Jung, and others, believe there is evidence for a collective unconscious which stems from shared experiences or images from our ancestors, going right back to the beginning. Certain things persist in the human psyche, such as the Tree of Life. It is primal.
Because you have raised the question of religion's role, it is therefore appropriate to invoke Jung who argued that we retain this innate knowledge that is shared by the entire human race. It may be suggested that the myths that succeed in humanity are the ones that resonate to that collective memory (although it is not overt memory.)
So, the same Eastern metaphysicists (who should be called Western Adopters, as they have indeed sacrificed their culture to adopt Eastern Mysticism), would have to embrace Jung's concept of the transcendent, as it is in harmony with the notion of the connectedness of all life and the recurrence of the soul.

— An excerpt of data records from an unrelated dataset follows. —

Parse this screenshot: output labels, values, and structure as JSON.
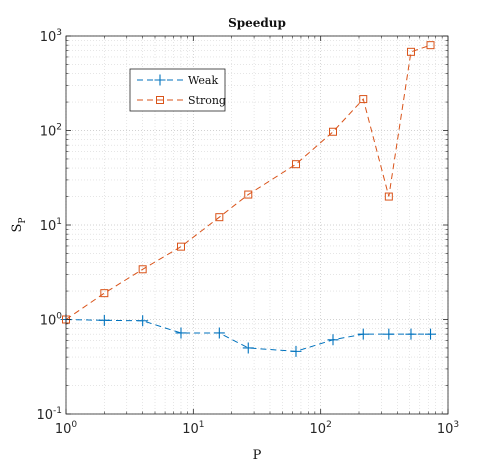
{
  "chart_data": {
    "type": "line",
    "title": "Speedup",
    "xlabel": "P",
    "ylabel": "S",
    "ylabel_subscript": "P",
    "xscale": "log",
    "yscale": "log",
    "xlim": [
      1,
      1000
    ],
    "ylim": [
      0.1,
      1000
    ],
    "grid": true,
    "minor_grid": true,
    "legend_position": "upper-left",
    "x_ticks": [
      {
        "base": "10",
        "exp": "0",
        "value": 1
      },
      {
        "base": "10",
        "exp": "1",
        "value": 10
      },
      {
        "base": "10",
        "exp": "2",
        "value": 100
      },
      {
        "base": "10",
        "exp": "3",
        "value": 1000
      }
    ],
    "y_ticks": [
      {
        "base": "10",
        "exp": "-1",
        "value": 0.1
      },
      {
        "base": "10",
        "exp": "0",
        "value": 1
      },
      {
        "base": "10",
        "exp": "1",
        "value": 10
      },
      {
        "base": "10",
        "exp": "2",
        "value": 100
      },
      {
        "base": "10",
        "exp": "3",
        "value": 1000
      }
    ],
    "series": [
      {
        "name": "Weak",
        "color": "#0072BD",
        "marker": "plus",
        "line_style": "dashed",
        "x": [
          1,
          2,
          4,
          8,
          16,
          27,
          64,
          125,
          216,
          343,
          512,
          729
        ],
        "y": [
          1.0,
          0.98,
          0.97,
          0.72,
          0.72,
          0.5,
          0.46,
          0.61,
          0.7,
          0.7,
          0.7,
          0.7
        ]
      },
      {
        "name": "Strong",
        "color": "#D95319",
        "marker": "square",
        "line_style": "dashed",
        "x": [
          1,
          2,
          4,
          8,
          16,
          27,
          64,
          125,
          216,
          343,
          512,
          729
        ],
        "y": [
          1.0,
          1.9,
          3.4,
          5.9,
          12.1,
          21.0,
          44.0,
          97.0,
          215.0,
          20.0,
          680.0,
          800.0
        ]
      }
    ]
  }
}
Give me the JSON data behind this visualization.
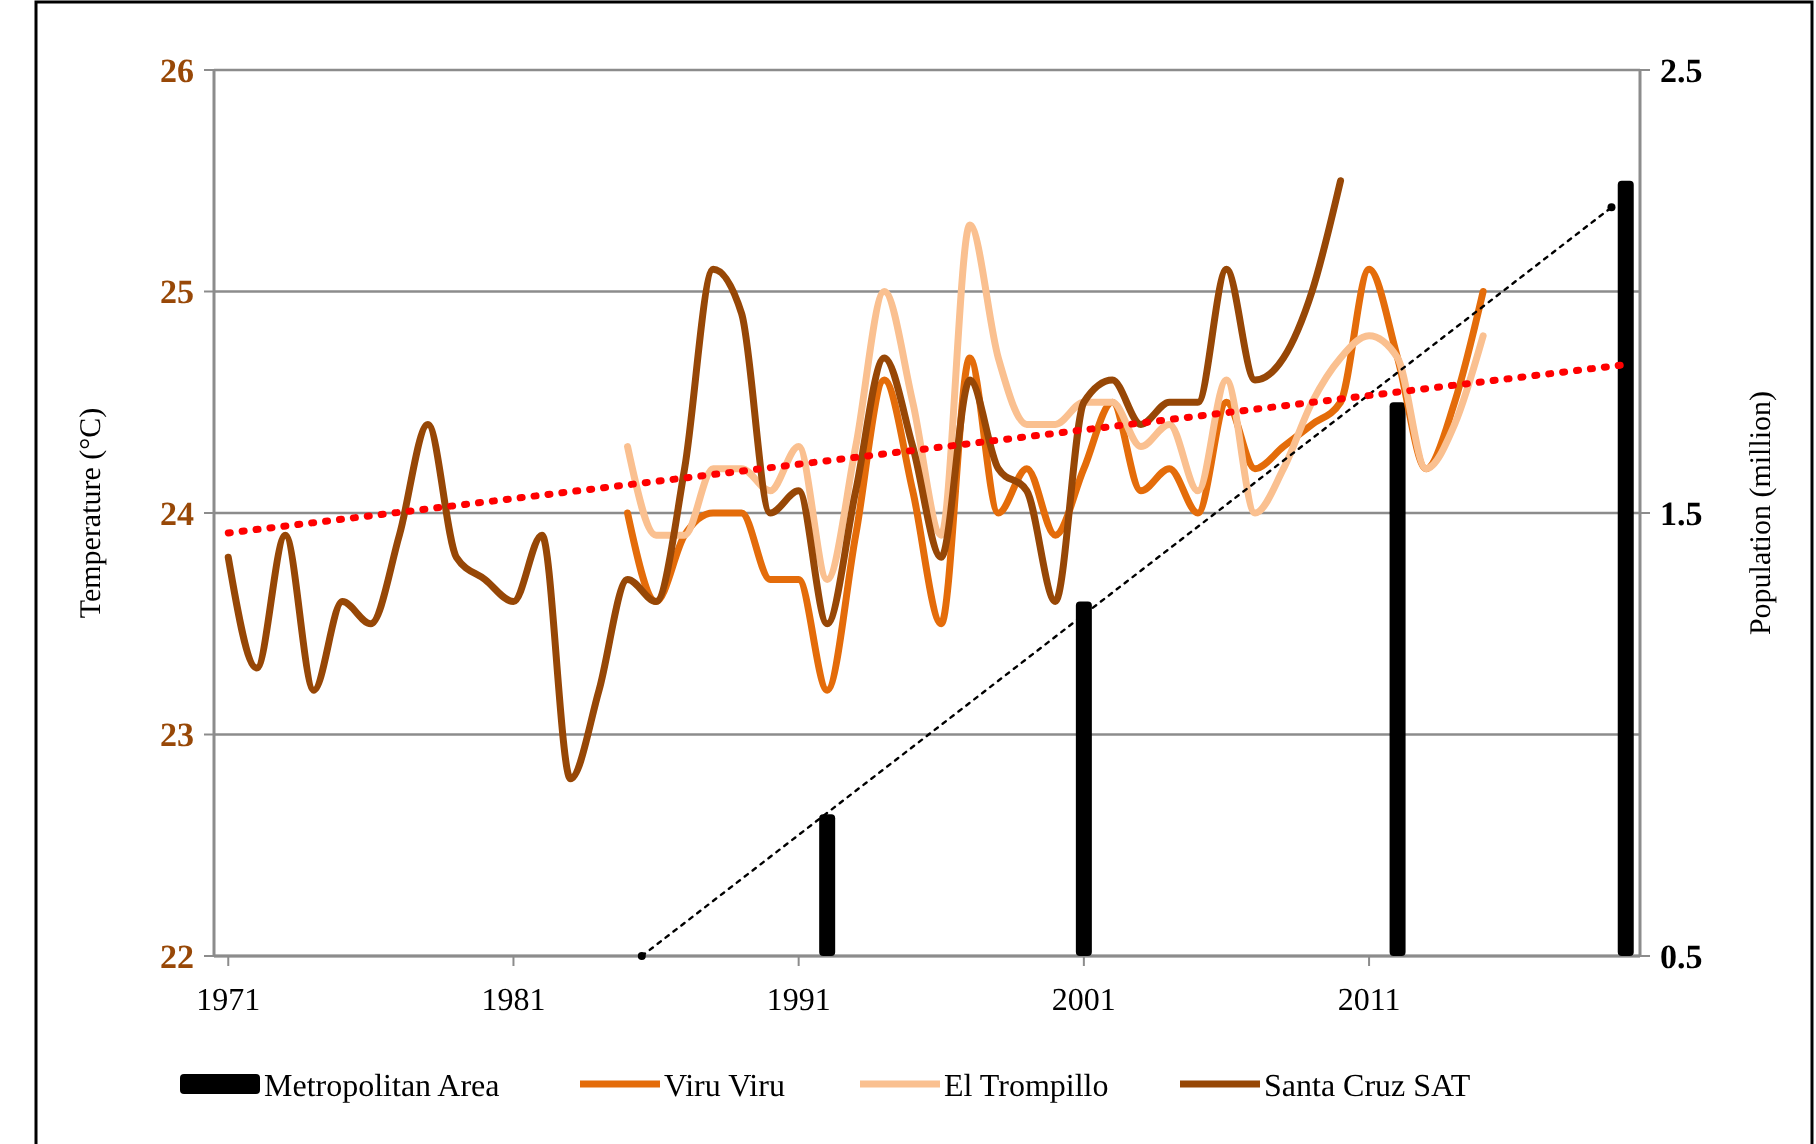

As science, it is very difficult to prove conclusively. However, I remember in college studying an experiment alleged to have evidence of the collective unconscious. Planarians (primitive flatworms) don't actually have brains in the sense that mammals do, more like they have nervous systems that meet that need without a big computer. The experiment shocked the planarians when a light was introduced, and the worms "learned" to associate pain with the light. There is no natural fear of light in planarians. The creatures soon developed a Pavlovian response to the light, and recoiled in anticipation of pain
before any shock was applied or even if not applied. But the bizarre thing is that the next generation of planarians exhibited the same reaction to light even when they had never been shocked ever: they recoiled from an experience they never had directly.
The paper from 1965 is here:
https://www.google.com/url?sa=t&rct=j&q=&esrc=s&source=web&cd=1&ved=0ahUKEwiij7vL0p7SAhUM74MKHYK7AG0QFggcMAA&url=http%3A%2F%2Fase.tufts.edu%2Fbiology%2Flabs%2Flevin%2Fresources%2Fdocuments%2FPlanarianManual.pdf&usg=AFQjCNHuNu837ylPQBhgQjAO3i4wAhOfaA&sig2=OG42ZKYldqRVmXlFrt2B7g&cad=rja No doubt, as in all research, there are refuters and rebutters, but it is a fascinating premise.